In adaptive control (Li et al., 2020), experience replay reduces disturbance estimation time from $\sim8$ s to $\sim2$ s and ensures finite-time tracking in $<3$ s (in nonlinear benchmarks), contrasting with much slower convergence in experience-free observers.
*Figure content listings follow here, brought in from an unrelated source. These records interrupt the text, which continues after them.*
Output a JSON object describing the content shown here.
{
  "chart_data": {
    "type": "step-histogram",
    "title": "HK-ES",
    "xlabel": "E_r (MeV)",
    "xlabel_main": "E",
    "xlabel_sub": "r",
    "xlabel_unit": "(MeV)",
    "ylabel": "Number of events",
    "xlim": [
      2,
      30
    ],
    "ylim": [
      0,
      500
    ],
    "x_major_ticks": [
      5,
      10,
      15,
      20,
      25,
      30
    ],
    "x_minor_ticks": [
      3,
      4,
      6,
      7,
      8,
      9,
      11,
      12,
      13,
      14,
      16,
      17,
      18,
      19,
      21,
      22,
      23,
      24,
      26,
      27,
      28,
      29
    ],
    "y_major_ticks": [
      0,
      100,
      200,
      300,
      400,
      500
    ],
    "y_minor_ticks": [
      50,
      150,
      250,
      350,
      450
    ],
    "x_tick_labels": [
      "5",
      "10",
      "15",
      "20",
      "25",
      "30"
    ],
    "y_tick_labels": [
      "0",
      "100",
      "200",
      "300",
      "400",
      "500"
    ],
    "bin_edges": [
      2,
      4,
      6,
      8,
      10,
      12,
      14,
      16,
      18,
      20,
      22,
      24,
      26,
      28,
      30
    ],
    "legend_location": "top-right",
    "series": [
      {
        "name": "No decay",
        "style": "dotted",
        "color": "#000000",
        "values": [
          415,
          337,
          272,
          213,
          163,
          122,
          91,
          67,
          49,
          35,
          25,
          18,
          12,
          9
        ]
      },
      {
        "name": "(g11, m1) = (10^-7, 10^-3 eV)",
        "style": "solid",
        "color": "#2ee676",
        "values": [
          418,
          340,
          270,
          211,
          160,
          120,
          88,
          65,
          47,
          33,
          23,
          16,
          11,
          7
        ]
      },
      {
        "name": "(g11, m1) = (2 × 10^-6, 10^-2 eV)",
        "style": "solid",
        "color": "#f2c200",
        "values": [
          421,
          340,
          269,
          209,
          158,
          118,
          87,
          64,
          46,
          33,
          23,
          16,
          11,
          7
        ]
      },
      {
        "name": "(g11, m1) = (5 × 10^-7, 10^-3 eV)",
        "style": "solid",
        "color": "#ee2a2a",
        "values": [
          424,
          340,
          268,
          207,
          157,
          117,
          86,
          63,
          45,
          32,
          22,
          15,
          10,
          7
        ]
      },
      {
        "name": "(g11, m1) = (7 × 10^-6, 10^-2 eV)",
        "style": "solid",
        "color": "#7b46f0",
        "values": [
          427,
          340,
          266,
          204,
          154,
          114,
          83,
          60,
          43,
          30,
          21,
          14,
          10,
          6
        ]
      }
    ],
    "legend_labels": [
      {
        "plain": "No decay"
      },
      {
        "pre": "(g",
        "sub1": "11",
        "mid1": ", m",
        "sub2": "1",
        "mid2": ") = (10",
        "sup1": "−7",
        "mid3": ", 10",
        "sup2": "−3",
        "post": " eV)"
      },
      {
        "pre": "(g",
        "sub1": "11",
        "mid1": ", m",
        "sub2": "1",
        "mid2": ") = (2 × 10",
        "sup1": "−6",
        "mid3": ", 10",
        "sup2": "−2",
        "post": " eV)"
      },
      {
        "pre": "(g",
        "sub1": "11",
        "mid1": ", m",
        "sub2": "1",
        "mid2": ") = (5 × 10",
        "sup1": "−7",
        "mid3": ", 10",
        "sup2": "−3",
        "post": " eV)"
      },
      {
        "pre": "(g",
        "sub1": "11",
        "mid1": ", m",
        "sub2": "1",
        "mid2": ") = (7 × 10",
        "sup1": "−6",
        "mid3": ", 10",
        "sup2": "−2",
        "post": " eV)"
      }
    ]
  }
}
6. Practical Tuning, Limitations, and Outlook

Tuning recommendations for anomaly detection include $E=10{-}20$ (warm-up epochs), $z=2{-}3$ (stability guard), and $t_s=0.05{-}0.2$ (soft rejection weight). For adaptive control, filter and adaptation gains are selected to balance estimation speed and sensitivity to noise, while the replay window is optimized against memory and numerical stability.

Notable limitations:

The univariate GMM used in AAR assumes a bimodal, near-Gaussian score distribution, which can be violated in highly skewed or multi-modal cases.
Hyperparameters $(E,z,t_s)$ still require domain-specific tuning.

Open research directions involve meta-learning for automatic parameter adaptation, integrating limited anomaly labels (semi-supervised AAR), extending to high-dimensional or non-Gaussian score spaces, and adapting AAR for real-time data streams in cyber-physical systems and IoT scenarios (Lee et al., 26 Nov 2025, Li et al., 2020).